This is partly about neoliberal corporate executives chasing non-union low wages, as Charles Mudede alluded to at Slog yesterday, but it’s also an attack on unionism itself. This isn’t about economics, it’s about an ideology that long ago concluded the very existence of unions is an affront. Face it, there are many, many people in our society who would gladly abolish unions if they could, but since they can’t, the next best thing is to create conditions where forming unions is next to impossible and put an Orwellian moniker like “right to work” on them.

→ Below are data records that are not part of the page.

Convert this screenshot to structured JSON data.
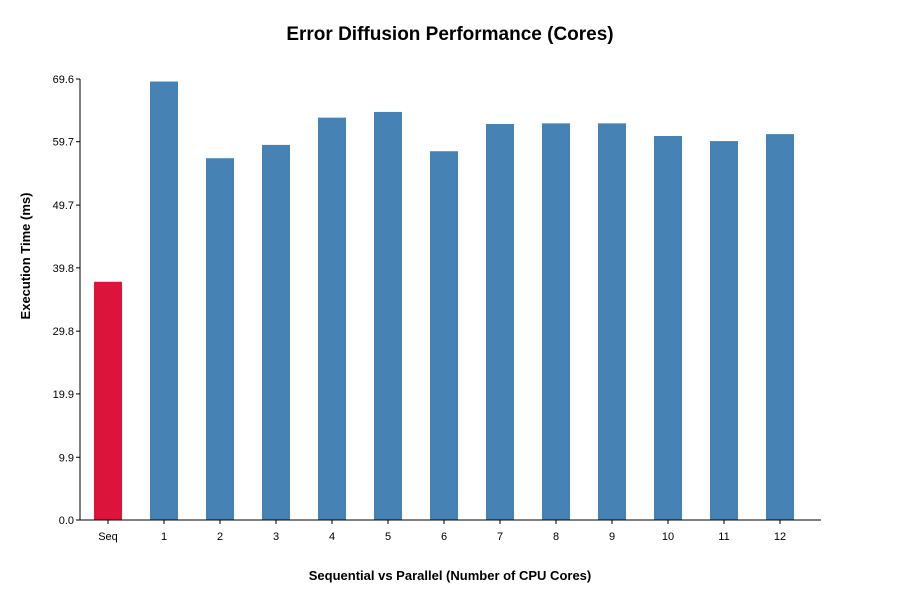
{
  "chart_data": {
    "type": "bar",
    "title": "Error Diffusion Performance (Cores)",
    "xlabel": "Sequential vs Parallel (Number of CPU Cores)",
    "ylabel": "Execution Time (ms)",
    "categories": [
      "Seq",
      "1",
      "2",
      "3",
      "4",
      "5",
      "6",
      "7",
      "8",
      "9",
      "10",
      "11",
      "12"
    ],
    "values": [
      37.6,
      69.2,
      57.1,
      59.2,
      63.5,
      64.4,
      58.2,
      62.5,
      62.6,
      62.6,
      60.6,
      59.8,
      60.9
    ],
    "yticks": [
      "0.0",
      "9.9",
      "19.9",
      "29.8",
      "39.8",
      "49.7",
      "59.7",
      "69.6"
    ],
    "ylim": [
      0,
      69.6
    ],
    "grid": false,
    "colors": {
      "sequential": "#dc143c",
      "parallel": "#4682b4"
    }
  }
}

So while the taxpayers of Washington state got to pay and pay and pay in a somewhat futile attempt to appease Boeing, now the citizens of South Carolina get to pay and pay and pay. Hell, we’ll all probably wind up paying still, because Republicans and the bidness guys and gals are already preparing to use this as an attack issue, claiming without any credibility that Washington state is somehow a bad place to do business, when numerous measures rank us fairly high. Plus we’ll all get to continue to pay for military work done by Boeing. (Earth to powerful US Senators, come in US Senators…)
Notice that in this “free market” economy, the transfer of wealth is from regular people to giant corporations, their shareholders and officers, and that tax dollars are extorted from all of us to make it so. Then when the system nearly crushes everyone and a neoliberal has to resort to extraordinary means to avert a world-wide cliff dive, he is attacked as an authoritarian tyrant in order to keep the peasants divided, even as he and his predecessor fork over billions of taxpayer dollars to prop up the decayed neoliberal order. It’s “socialism” if regular people get routine medical care, but it’s “free market” economics if corporations are not only awarded huge profits but literally paid off.
Capital, of course, is prized in our system above all else. Land, ie property and the means of production, also enjoys a high status. Labor is semi-disposable, and nothing infuriates neoliberals like workers who don’t realize their place in the pecking order. Boeing is putting labor in its place, both out of pique and as a warning to anyone who would challenge the existing order of things.
I’m quite certain skilled politicians instinctively understand the situation, and the interesting question is: now what? Boeing supposedly will still have a large presence in the state, and it needs a transition time to get the South Carolina facility up and running.
Since one of Boeing’s complaints is a lack of qualified engineers in Washington state, what say they pitch in now and help offset those massive tuition increases from last session? Surely Boeing won’t need all of that $3.2 billion in tax incentives over the next fifteen years or so, seeing as the people of South Carolina are being so generous.